Temos o tema da burocracia e do licenciamento, onde temos estado a trabalhar muito bem com a comissão criada pelo primeiro-ministro, liderada pelo Prof.. João Tiago Silveira. Há um primeiro projeto de simplificação de licenciamento, neste caso ambiental. Temos tentado transmitir ao governo que mais importante do que fazer as leis é executá-las, passá-las para o terreno. E nestes casos do ambiente mais complicado ainda, porque envolvem a administração central, a local, a regional. Há vários outros pacotes de simplificação de licenciamento previstos. E finalmente temos a regulação de atividades económicas e profissões e de fiscalidade.

O PS prometeu uma semana de 4 dias e aumentos de 20% nos salários. É executável?

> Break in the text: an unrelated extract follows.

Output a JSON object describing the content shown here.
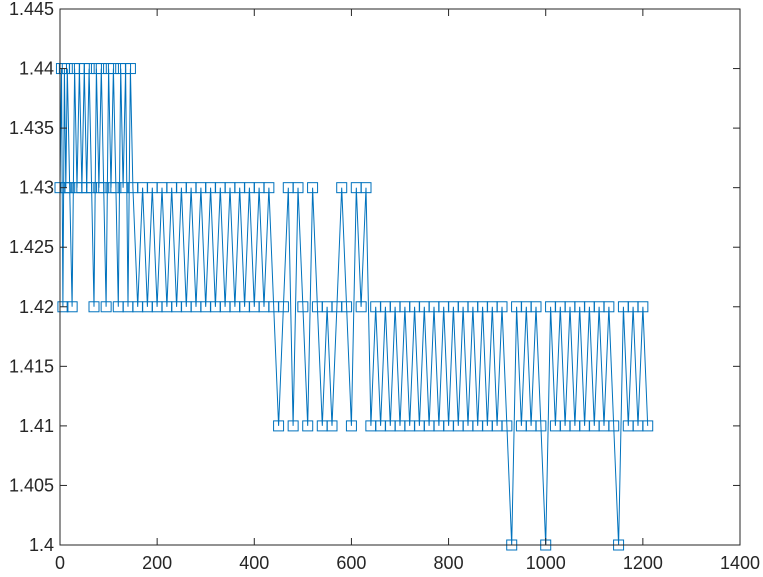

Temos política e Política e nós não queremos meter-nos nos temas partidários, ainda que tenhamos de meter-nos nos temas de Política que interessam ao país, nesses envolvemo-nos. Todos queremos pagar melhor, mas isso tem de estar ligado à produtividade e à criação de riqueza. O desafio está até muito ligado ao peso das remunerações no PIB - ora os últimos números do Eurostat já mostram que o peso de 48% das remunerações no PIB como objetivo já foram atingidos, num ano em que o PIB cresceu. Mas voltamos ao que eu disse: as grandes empresas são mais produtivas, investem mais e pagam melhor. Nós precisamos de mais grandes empresas. Em Portugal temos 1300 grandes empresas que pesam 29% do PIB; Espanha tem 38%, Alemanha 48% e França 52%. Se fôssemos como Espanha, uma parte do diferencial de falta de produtividade do país estava resolvida e o aumento dos salários também aconteceria. O foco do país tem de ser: premiar o crescimento das pessoas e das empresas.